[<prev] [next>] [<thread-prev] [thread-next>] [day] [month] [year] [list]
Message-ID: <20251022065349.434123-2-idosch@nvidia.com>
Date: Wed, 22 Oct 2025 09:53:47 +0300
From: Ido Schimmel <idosch@...dia.com>
To: <netdev@...r.kernel.org>
CC: <davem@...emloft.net>, <kuba@...nel.org>, <pabeni@...hat.com>,
<edumazet@...gle.com>, <horms@...nel.org>, <dsahern@...nel.org>,
<petrm@...dia.com>, <willemb@...gle.com>, <daniel@...earbox.net>,
<fw@...len.de>, <ishaangandhi@...il.com>, <rbonica@...iper.net>,
<tom@...bertland.com>, Ido Schimmel <idosch@...dia.com>
Subject: [PATCH net-next 1/3] ipv4: icmp: Add RFC 5837 support
Add the ability to append the incoming IP interface information to
ICMPv4 error messages in accordance with RFC 5837 and RFC 4884. This is
required for more meaningful traceroute results in unnumbered networks.
The feature is disabled by default and controlled via a new sysctl
("net.ipv4.icmp_errors_extension_mask") which accepts a bitmask of ICMP
extensions to append to ICMP error messages. Currently, only a single
value is supported, but the interface and the implementation should be
able to support more extensions, if needed.
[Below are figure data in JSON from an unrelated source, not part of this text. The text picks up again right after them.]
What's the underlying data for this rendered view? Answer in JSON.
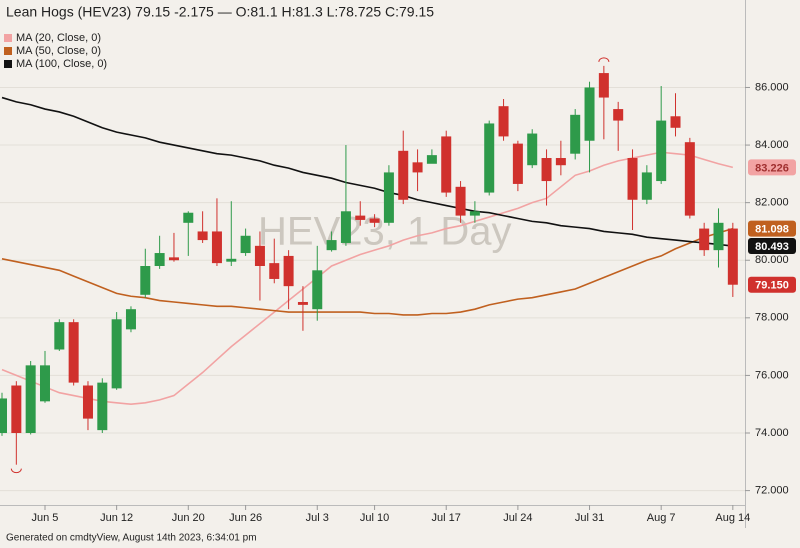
{
  "chart_data": {
    "type": "candlestick",
    "title": "Lean Hogs (HEV23) 79.15 -2.175 — O:81.1 H:81.3 L:78.725 C:79.15",
    "watermark": "HEV23, 1 Day",
    "footer": "Generated on cmdtyView, August 14th 2023, 6:34:01 pm",
    "categories": [
      null,
      null,
      null,
      "Jun 5",
      null,
      null,
      null,
      null,
      "Jun 12",
      null,
      null,
      null,
      null,
      "Jun 20",
      null,
      null,
      null,
      "Jun 26",
      null,
      null,
      null,
      null,
      "Jul 3",
      null,
      null,
      null,
      "Jul 10",
      null,
      null,
      null,
      null,
      "Jul 17",
      null,
      null,
      null,
      null,
      "Jul 24",
      null,
      null,
      null,
      null,
      "Jul 31",
      null,
      null,
      null,
      null,
      "Aug 7",
      null,
      null,
      null,
      null,
      "Aug 14"
    ],
    "open": [
      74.0,
      75.65,
      74.0,
      75.1,
      76.9,
      77.85,
      75.65,
      74.1,
      75.55,
      77.6,
      78.8,
      79.8,
      80.1,
      81.3,
      81.0,
      81.0,
      79.95,
      80.25,
      80.5,
      79.9,
      80.15,
      78.55,
      78.3,
      80.35,
      80.6,
      81.55,
      81.45,
      81.3,
      83.8,
      83.4,
      83.35,
      84.3,
      82.55,
      81.55,
      82.35,
      85.35,
      84.05,
      83.3,
      83.55,
      83.55,
      83.7,
      84.15,
      86.5,
      85.25,
      83.55,
      82.1,
      82.75,
      85.0,
      84.1,
      81.1,
      80.35,
      81.1
    ],
    "high": [
      75.4,
      75.8,
      76.5,
      76.85,
      77.95,
      77.95,
      75.8,
      75.9,
      78.2,
      78.4,
      80.4,
      80.85,
      80.95,
      81.7,
      81.7,
      82.15,
      82.05,
      81.1,
      81.0,
      80.75,
      80.35,
      79.1,
      80.5,
      81.0,
      84.0,
      82.05,
      81.6,
      83.3,
      84.5,
      83.85,
      83.85,
      84.5,
      82.75,
      82.05,
      84.85,
      85.6,
      84.15,
      84.55,
      83.85,
      84.15,
      85.25,
      86.2,
      86.75,
      85.5,
      83.85,
      83.3,
      86.05,
      85.8,
      84.25,
      81.3,
      81.8,
      81.3
    ],
    "low": [
      73.9,
      72.9,
      73.95,
      75.05,
      76.85,
      75.65,
      74.1,
      74.0,
      75.5,
      77.5,
      78.7,
      79.7,
      79.95,
      80.15,
      80.6,
      79.8,
      79.8,
      80.15,
      78.6,
      79.2,
      78.3,
      77.55,
      77.9,
      80.3,
      80.5,
      81.2,
      81.15,
      81.2,
      81.95,
      82.4,
      83.5,
      82.2,
      81.3,
      81.3,
      82.25,
      84.15,
      82.4,
      83.2,
      81.9,
      82.95,
      83.5,
      83.05,
      84.2,
      83.8,
      81.05,
      81.95,
      82.65,
      84.3,
      81.45,
      80.15,
      79.75,
      78.725
    ],
    "close": [
      75.2,
      74.0,
      76.35,
      76.35,
      77.85,
      75.75,
      74.5,
      75.75,
      77.95,
      78.3,
      79.8,
      80.25,
      80.0,
      81.65,
      80.7,
      79.9,
      80.05,
      80.85,
      79.8,
      79.35,
      79.1,
      78.45,
      79.65,
      80.7,
      81.7,
      81.4,
      81.3,
      83.05,
      82.1,
      83.05,
      83.65,
      82.35,
      81.55,
      81.7,
      84.75,
      84.3,
      82.65,
      84.4,
      82.75,
      83.3,
      85.05,
      86.0,
      85.65,
      84.85,
      82.1,
      83.05,
      84.85,
      84.6,
      81.55,
      80.35,
      81.3,
      79.15
    ],
    "close_label": "79.150",
    "up_color": "#2e9a4a",
    "down_color": "#d0312d",
    "series": [
      {
        "name": "MA (20, Close, 0)",
        "color": "#f2a3a3",
        "label": "83.226",
        "values": [
          76.2,
          76.0,
          75.8,
          75.6,
          75.4,
          75.3,
          75.2,
          75.1,
          75.05,
          75.0,
          75.05,
          75.15,
          75.3,
          75.7,
          76.1,
          76.55,
          77.0,
          77.4,
          77.8,
          78.2,
          78.6,
          79.0,
          79.4,
          79.8,
          80.0,
          80.2,
          80.35,
          80.5,
          80.7,
          80.85,
          80.95,
          81.1,
          81.2,
          81.35,
          81.5,
          81.65,
          81.8,
          82.0,
          82.15,
          82.55,
          82.95,
          83.1,
          83.3,
          83.45,
          83.55,
          83.65,
          83.75,
          83.7,
          83.65,
          83.5,
          83.35,
          83.226
        ]
      },
      {
        "name": "MA (50, Close, 0)",
        "color": "#c0601f",
        "label": "81.098",
        "values": [
          80.05,
          79.95,
          79.85,
          79.75,
          79.65,
          79.45,
          79.25,
          79.05,
          78.85,
          78.75,
          78.7,
          78.6,
          78.55,
          78.5,
          78.45,
          78.4,
          78.4,
          78.35,
          78.3,
          78.25,
          78.2,
          78.2,
          78.2,
          78.2,
          78.2,
          78.2,
          78.15,
          78.15,
          78.1,
          78.1,
          78.15,
          78.15,
          78.2,
          78.3,
          78.45,
          78.55,
          78.65,
          78.7,
          78.8,
          78.9,
          79.0,
          79.2,
          79.4,
          79.6,
          79.8,
          80.0,
          80.15,
          80.4,
          80.6,
          80.8,
          80.95,
          81.098
        ]
      },
      {
        "name": "MA (100, Close, 0)",
        "color": "#111111",
        "label": "80.493",
        "values": [
          85.65,
          85.5,
          85.4,
          85.25,
          85.15,
          85.0,
          84.8,
          84.6,
          84.45,
          84.35,
          84.25,
          84.1,
          84.0,
          83.9,
          83.8,
          83.7,
          83.65,
          83.55,
          83.45,
          83.3,
          83.2,
          83.05,
          82.95,
          82.85,
          82.7,
          82.6,
          82.5,
          82.35,
          82.25,
          82.1,
          82.0,
          81.9,
          81.8,
          81.7,
          81.65,
          81.55,
          81.45,
          81.35,
          81.3,
          81.2,
          81.15,
          81.1,
          81.0,
          80.95,
          80.9,
          80.8,
          80.75,
          80.7,
          80.65,
          80.6,
          80.55,
          80.493
        ]
      }
    ],
    "ylim": [
      71.5,
      88.1
    ],
    "yticks": [
      {
        "value": 72,
        "label": "72.000"
      },
      {
        "value": 74,
        "label": "74.000"
      },
      {
        "value": 76,
        "label": "76.000"
      },
      {
        "value": 78,
        "label": "78.000"
      },
      {
        "value": 80,
        "label": "80.000"
      },
      {
        "value": 82,
        "label": "82.000"
      },
      {
        "value": 84,
        "label": "84.000"
      },
      {
        "value": 86,
        "label": "86.000"
      }
    ],
    "grid": true
  }
}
Clone the skb and copy the relevant data portions before modifying the
skb as the caller of __icmp_send() still owns the skb after the function
returns. This should be fine since by default ICMP error messages are
rate limited to 1000 per second and no more than 1 per second per
specific host.
Trim or pad the packet to 128 bytes before appending the ICMP extension
structure in order to be compatible with legacy applications that assume
that the ICMP extension structure always starts at this offset (the
minimum length specified by RFC 4884).
Reviewed-by: Petr Machata <petrm@...dia.com>
Signed-off-by: Ido Schimmel <idosch@...dia.com>
---
Documentation/networking/ip-sysctl.rst | 17 +++
include/linux/icmp.h | 32 +++++
include/net/netns/ipv4.h | 1 +
net/ipv4/icmp.c | 190 ++++++++++++++++++++++++-
net/ipv4/sysctl_net_ipv4.c | 11 ++
5 files changed, 250 insertions(+), 1 deletion(-)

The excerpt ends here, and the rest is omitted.